I don’t know if you are aware of Bumpees. If you don’t know any primary school-aged children, then you probably don’t. If you do have kids, then you’ll know that Bumpees are one of the current favourite bits of plastic that have great currency and cachet in the school playground.

Or rather, were the current favourite bits of plastic at the time of writing. These things move faster than neutrinos bounced out of the Large Hadron Collider. As parents well know, by the time you read this, Bumpees might be the uncoolest thing since... I dunno, season three Gogos.

Still, let’s assume that Bumpees are still cool. What are Bumpees? Small plastic discs, with an embossed B on one side, and a picture of some freaky little I-don’t-know-what on the other. An alien, maybe. Or a goblin. One of these things that populate primary school children’s waking hours, anyway.

They are two for £1.99. There are perhaps 100 to collect. The clever thing, from the manufacturers’ point of view, is that they come in sealed, opaque packets, so you can’t see which ones you are buying. So if you want to collect them all – and at a mere £100 for a full set, who wouldn’t? – you risk spending three or four times as much as that because you are bound to get doubles.

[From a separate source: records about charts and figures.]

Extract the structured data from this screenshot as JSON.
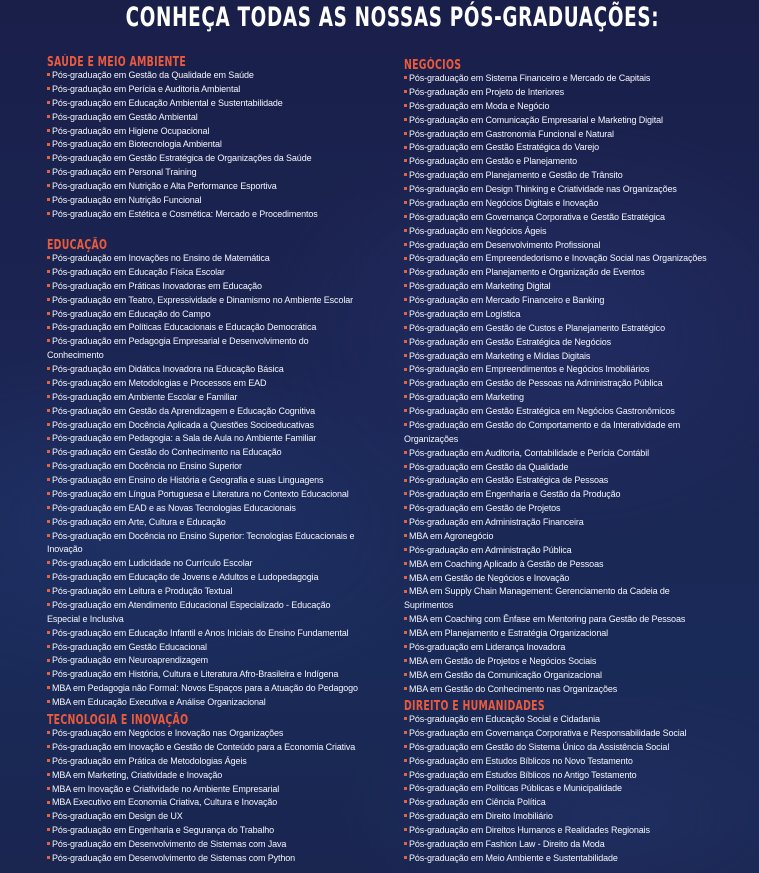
{
  "title": "CONHEÇA TODAS AS NOSSAS PÓS-GRADUAÇÕES:",
  "colors": {
    "background": "#1b2553",
    "heading": "#ec5a3c",
    "bullet": "#e5623f",
    "text": "#f4f5fa"
  },
  "bullet_icon": "small-square",
  "sections": [
    {
      "id": "saude",
      "title": "SAÚDE E MEIO AMBIENTE",
      "items": [
        "Pós-graduação em Gestão da Qualidade em Saúde",
        "Pós-graduação em Perícia e Auditoria Ambiental",
        "Pós-graduação em Educação Ambiental e Sustentabilidade",
        "Pós-graduação em Gestão Ambiental",
        "Pós-graduação em Higiene Ocupacional",
        "Pós-graduação em Biotecnologia Ambiental",
        "Pós-graduação em Gestão Estratégica de Organizações da Saúde",
        "Pós-graduação em Personal Training",
        "Pós-graduação em Nutrição e Alta Performance Esportiva",
        "Pós-graduação em Nutrição Funcional",
        "Pós-graduação em Estética e Cosmética: Mercado e Procedimentos"
      ]
    },
    {
      "id": "educacao",
      "title": "EDUCAÇÃO",
      "items": [
        "Pós-graduação em Inovações no Ensino de Matemática",
        "Pós-graduação em Educação Física Escolar",
        "Pós-graduação em Práticas Inovadoras em Educação",
        "Pós-graduação em Teatro, Expressividade e Dinamismo no Ambiente Escolar",
        "Pós-graduação em Educação do Campo",
        "Pós-graduação em Políticas Educacionais e Educação Democrática",
        "Pós-graduação em Pedagogia Empresarial e Desenvolvimento do Conhecimento",
        "Pós-graduação em Didática Inovadora na Educação Básica",
        "Pós-graduação em Metodologias e Processos em EAD",
        "Pós-graduação em Ambiente Escolar e Familiar",
        "Pós-graduação em Gestão da Aprendizagem e Educação Cognitiva",
        "Pós-graduação em Docência Aplicada a Questões Socioeducativas",
        "Pós-graduação em Pedagogia: a Sala de Aula no Ambiente Familiar",
        "Pós-graduação em Gestão do Conhecimento na Educação",
        "Pós-graduação em Docência no Ensino Superior",
        "Pós-graduação em Ensino de História e Geografia e suas Linguagens",
        "Pós-graduação em Língua Portuguesa e Literatura no Contexto Educacional",
        "Pós-graduação em EAD e as Novas Tecnologias Educacionais",
        "Pós-graduação em Arte, Cultura e Educação",
        "Pós-graduação em Docência no Ensino Superior: Tecnologias Educacionais e Inovação",
        "Pós-graduação em Ludicidade no Currículo Escolar",
        "Pós-graduação em Educação de Jovens e Adultos e Ludopedagogia",
        "Pós-graduação em Leitura e Produção Textual",
        "Pós-graduação em Atendimento Educacional Especializado - Educação Especial e Inclusiva",
        "Pós-graduação em Educação Infantil e Anos Iniciais do Ensino Fundamental",
        "Pós-graduação em Gestão Educacional",
        "Pós-graduação em Neuroaprendizagem",
        "Pós-graduação em História, Cultura e Literatura Afro-Brasileira e Indígena",
        "MBA em Pedagogia não Formal: Novos Espaços para a Atuação do Pedagogo",
        "MBA em Educação Executiva e Análise Organizacional"
      ]
    },
    {
      "id": "tecnologia",
      "title": "TECNOLOGIA E INOVAÇÃO",
      "items": [
        "Pós-graduação em Negócios e Inovação nas Organizações",
        "Pós-graduação em Inovação e Gestão de Conteúdo para a Economia Criativa",
        "Pós-graduação em Prática de Metodologias Ágeis",
        "MBA em Marketing, Criatividade e Inovação",
        "MBA em Inovação e Criatividade no Ambiente Empresarial",
        "MBA Executivo em Economia Criativa, Cultura e Inovação",
        "Pós-graduação em Design de UX",
        "Pós-graduação em Engenharia e Segurança do Trabalho",
        "Pós-graduação em Desenvolvimento de Sistemas com Java",
        "Pós-graduação em Desenvolvimento de Sistemas com Python"
      ]
    },
    {
      "id": "negocios",
      "title": "NEGÓCIOS",
      "items": [
        "Pós-graduação em Sistema Financeiro e Mercado de Capitais",
        "Pós-graduação em Projeto de Interiores",
        "Pós-graduação em Moda e Negócio",
        "Pós-graduação em Comunicação Empresarial e Marketing Digital",
        "Pós-graduação em Gastronomia Funcional e Natural",
        "Pós-graduação em Gestão Estratégica do Varejo",
        "Pós-graduação em Gestão e Planejamento",
        "Pós-graduação em Planejamento e Gestão de Trânsito",
        "Pós-graduação em Design Thinking e Criatividade nas Organizações",
        "Pós-graduação em Negócios Digitais e Inovação",
        "Pós-graduação em Governança Corporativa  e Gestão Estratégica",
        "Pós-graduação em Negócios Ágeis",
        "Pós-graduação em Desenvolvimento Profissional",
        "Pós-graduação em Empreendedorismo e Inovação Social nas Organizações",
        "Pós-graduação em Planejamento e Organização de Eventos",
        "Pós-graduação em Marketing Digital",
        "Pós-graduação em Mercado Financeiro e Banking",
        "Pós-graduação em Logística",
        "Pós-graduação em Gestão de Custos e Planejamento Estratégico",
        "Pós-graduação em Gestão Estratégica de Negócios",
        "Pós-graduação em Marketing e Mídias Digitais",
        "Pós-graduação em Empreendimentos e Negócios Imobiliários",
        "Pós-graduação em Gestão de Pessoas na Administração Pública",
        "Pós-graduação em Marketing",
        "Pós-graduação em Gestão Estratégica em Negócios Gastronômicos",
        "Pós-graduação em Gestão do Comportamento e da Interatividade em Organizações",
        "Pós-graduação em Auditoria, Contabilidade e Perícia Contábil",
        "Pós-graduação em Gestão da Qualidade",
        "Pós-graduação em Gestão Estratégica de Pessoas",
        "Pós-graduação em Engenharia e Gestão da Produção",
        "Pós-graduação em Gestão de Projetos",
        "Pós-graduação em Administração Financeira",
        "MBA em Agronegócio",
        "Pós-graduação em Administração Pública",
        "MBA em Coaching Aplicado à Gestão de Pessoas",
        "MBA em Gestão de Negócios e Inovação",
        "MBA em Supply Chain Management: Gerenciamento da Cadeia de Suprimentos",
        "MBA em Coaching com Ênfase em Mentoring para Gestão de Pessoas",
        "MBA em Planejamento e Estratégia Organizacional",
        "Pós-graduação em Liderança Inovadora",
        "MBA em Gestão de Projetos e Negócios Sociais",
        "MBA em Gestão da Comunicação Organizacional",
        "MBA em Gestão do Conhecimento nas Organizações"
      ]
    },
    {
      "id": "direito",
      "title": "DIREITO E HUMANIDADES",
      "items": [
        "Pós-graduação em Educação Social e Cidadania",
        "Pós-graduação em Governança Corporativa e Responsabilidade Social",
        "Pós-graduação em Gestão do Sistema Único da Assistência Social",
        "Pós-graduação em Estudos Bíblicos no Novo Testamento",
        "Pós-graduação em Estudos Bíblicos no Antigo Testamento",
        "Pós-graduação em Políticas Públicas e Municipalidade",
        "Pós-graduação em Ciência Política",
        "Pós-graduação em Direito Imobiliário",
        "Pós-graduação em Direitos Humanos e Realidades Regionais",
        "Pós-graduação em Fashion Law - Direito da Moda",
        "Pós-graduação em Meio Ambiente e Sustentabilidade"
      ]
    }
  ]
}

As in the real world, some Bumpees are more special than others. There are glittery Bumpees, silvery Bumpees and... a gold Bumpee! Number 100! A Wonka-esque golden prize! And we have one!

Had one... Charlie, so enamoured of his golden Bumpee, couldn’t keep his treasure under wraps. So he took it to school, hidden in his bag, glowing like the secret treasure in the briefcase in Pulp Fiction.

The golden Bumpee attracted a lot of attention. It was passed from child to child, each one gasping in wonder at the sheer golden plasticness of it.

I arrive on a rare opportunity to pick Charlie up from after-school club, and he is in a state of mild panic. The golden Bumpee has gone missing. We search high and low, but its rare glow emanates from no shadowy corner.

The witch-hunt begins. In the manner of the Spanish inquisition, Charlie begins flinging accusations around, acting on hearsay as to who thinks they heard who last saw someone who might have held the precious treasure. Before he gets out the Torquemada robes and torture implements, I whisk him away.

After that, he descends into self-recrimination. He should never have let so-and-so look at it, he should not have allowed such-and-such to hold it.

“No”, we say, gently. “If it was so precious, you shouldn’t have taken it to school in the first place.”

“I’ll never see my golden Bumpee again,” says Charlie, sadly.

“Actually,” says Alice, suddenly, “that was my golden Bumpee.”